Over the years, eBay has expanded its capabilities, services, and partnerships to continue building its community and connecting people around the world. For i nstance, the company acquired PayPal, an online payment service, in 2002 after eBay members made it clear that PayPal was the preferred method of payment. The acquisition gave consumers a safe way to transfer money, lowered currency and language barriers, and helped merchants sell their products around the world.
Although eBay was a darling in the dot-com boom and has achieved tremendous success since then, it has had its fair share of challenges. These include a worldwide recession, increased competition from Google and Amazon.com, and difficulties expanding globally into markets such as China.

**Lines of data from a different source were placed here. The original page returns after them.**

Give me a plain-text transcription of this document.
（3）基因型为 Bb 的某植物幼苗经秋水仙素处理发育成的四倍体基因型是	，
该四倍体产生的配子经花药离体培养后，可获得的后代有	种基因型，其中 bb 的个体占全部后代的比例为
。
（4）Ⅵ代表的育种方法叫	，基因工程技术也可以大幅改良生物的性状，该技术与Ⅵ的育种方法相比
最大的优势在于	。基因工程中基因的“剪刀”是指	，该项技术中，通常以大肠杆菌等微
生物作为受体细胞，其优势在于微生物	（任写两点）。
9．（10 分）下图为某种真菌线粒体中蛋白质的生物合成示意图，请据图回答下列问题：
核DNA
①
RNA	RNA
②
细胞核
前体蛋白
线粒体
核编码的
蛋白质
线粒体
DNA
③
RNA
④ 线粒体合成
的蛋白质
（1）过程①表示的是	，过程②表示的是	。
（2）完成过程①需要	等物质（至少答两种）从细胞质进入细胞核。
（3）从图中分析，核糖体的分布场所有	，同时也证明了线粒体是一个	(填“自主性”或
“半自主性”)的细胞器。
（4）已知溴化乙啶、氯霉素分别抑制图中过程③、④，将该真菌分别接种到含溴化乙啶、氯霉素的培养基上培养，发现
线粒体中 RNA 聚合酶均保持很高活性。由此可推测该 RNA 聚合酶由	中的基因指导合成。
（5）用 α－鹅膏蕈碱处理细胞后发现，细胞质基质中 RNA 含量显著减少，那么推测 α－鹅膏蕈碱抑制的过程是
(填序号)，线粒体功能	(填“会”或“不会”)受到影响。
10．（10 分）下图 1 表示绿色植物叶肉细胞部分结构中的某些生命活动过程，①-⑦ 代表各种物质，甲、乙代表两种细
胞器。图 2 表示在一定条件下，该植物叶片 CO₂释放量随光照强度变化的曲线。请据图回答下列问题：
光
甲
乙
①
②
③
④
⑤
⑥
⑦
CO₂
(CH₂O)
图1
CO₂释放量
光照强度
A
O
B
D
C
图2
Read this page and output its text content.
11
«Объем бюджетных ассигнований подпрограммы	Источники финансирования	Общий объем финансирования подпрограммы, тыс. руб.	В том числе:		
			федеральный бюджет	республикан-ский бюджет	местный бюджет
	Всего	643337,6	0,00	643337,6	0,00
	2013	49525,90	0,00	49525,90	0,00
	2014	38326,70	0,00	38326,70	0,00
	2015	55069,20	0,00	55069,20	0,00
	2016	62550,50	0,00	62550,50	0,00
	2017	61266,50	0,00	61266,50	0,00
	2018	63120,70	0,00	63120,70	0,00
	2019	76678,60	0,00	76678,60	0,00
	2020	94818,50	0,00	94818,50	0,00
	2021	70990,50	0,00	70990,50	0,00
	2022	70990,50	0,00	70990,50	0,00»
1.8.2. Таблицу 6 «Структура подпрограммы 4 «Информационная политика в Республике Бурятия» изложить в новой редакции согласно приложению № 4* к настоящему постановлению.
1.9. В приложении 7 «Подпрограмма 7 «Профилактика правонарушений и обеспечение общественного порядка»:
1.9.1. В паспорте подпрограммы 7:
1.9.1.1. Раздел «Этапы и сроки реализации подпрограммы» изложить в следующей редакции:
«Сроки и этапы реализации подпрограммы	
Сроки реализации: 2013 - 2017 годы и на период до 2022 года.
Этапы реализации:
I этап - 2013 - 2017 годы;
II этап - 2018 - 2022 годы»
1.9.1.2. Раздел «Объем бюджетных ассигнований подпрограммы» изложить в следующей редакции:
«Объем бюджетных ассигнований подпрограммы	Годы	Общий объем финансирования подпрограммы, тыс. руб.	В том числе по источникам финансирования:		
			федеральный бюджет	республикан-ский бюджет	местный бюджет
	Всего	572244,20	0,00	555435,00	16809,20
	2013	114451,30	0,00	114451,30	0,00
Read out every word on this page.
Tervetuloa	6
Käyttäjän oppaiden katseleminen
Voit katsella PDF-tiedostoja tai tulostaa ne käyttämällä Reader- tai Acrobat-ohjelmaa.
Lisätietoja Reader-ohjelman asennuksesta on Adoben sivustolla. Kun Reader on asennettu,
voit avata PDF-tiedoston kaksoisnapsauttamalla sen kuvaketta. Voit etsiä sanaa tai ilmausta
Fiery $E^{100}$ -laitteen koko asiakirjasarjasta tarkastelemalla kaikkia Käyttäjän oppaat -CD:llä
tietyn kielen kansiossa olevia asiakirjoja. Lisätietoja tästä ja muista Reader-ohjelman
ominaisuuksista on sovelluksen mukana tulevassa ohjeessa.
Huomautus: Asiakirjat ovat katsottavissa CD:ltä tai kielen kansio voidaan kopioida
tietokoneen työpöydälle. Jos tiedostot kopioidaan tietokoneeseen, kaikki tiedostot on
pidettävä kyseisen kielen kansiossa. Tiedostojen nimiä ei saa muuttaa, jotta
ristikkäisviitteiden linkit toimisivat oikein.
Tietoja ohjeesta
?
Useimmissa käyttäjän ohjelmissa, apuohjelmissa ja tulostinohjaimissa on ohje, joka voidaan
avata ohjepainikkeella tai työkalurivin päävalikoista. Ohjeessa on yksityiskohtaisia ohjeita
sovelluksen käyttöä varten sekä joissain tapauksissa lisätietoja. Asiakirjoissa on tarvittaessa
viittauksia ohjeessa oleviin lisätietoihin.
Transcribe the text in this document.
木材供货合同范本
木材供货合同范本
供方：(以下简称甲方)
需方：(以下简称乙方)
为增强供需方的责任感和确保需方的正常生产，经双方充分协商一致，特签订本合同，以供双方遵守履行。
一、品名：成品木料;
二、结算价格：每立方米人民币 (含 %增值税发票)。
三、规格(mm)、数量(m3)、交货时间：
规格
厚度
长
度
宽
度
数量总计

Meg Whitman retired in 2008 after leading the company for 10 years and was replaced by John Donahoe. Under Donahoe, eBay has made 34 acquisitions— primarily e-commerce and payments businesses such as Shopping.com, StubHub, and Bill Me Later but also businesses offering back-end technologies. Donahoe is moving the company toward a business model that can compete with Amazon.com, including expanding its online marketplace to include many returnable goods at fixed prices. Only 30 percent of eBay’s sales now come from auctions. The company has also been promoting eBay Now, which partners with big retailers like Macy’s, Target, Home Depot, and Toys “R”
Us to deliver orders in about an hour for a minimum charge.
Today, people can buy and sell virtually any product or service on the world’s largest online marketplace. From appliances and computers to cars and real estate, sellers can list anything as long as it is not illegal and does not violate eBay’s rules and policies.
The impact of eBay’s global reach is significant. In 2014, the online marketplace had almost 150 million active users and more than 500 million items listed. A pair of shoes is sold there every two seconds, a man’s necktie every 23 seconds, a major appliance every 26 seconds, and an LCD television every six minutes. With its high volume, its acquisitions, and consumers’ increased use of mobile devices, Donahoe hopes to double eBay’s active-user count to more than 200 million by 2015 and increase revenue from $14 billion to $23 billion.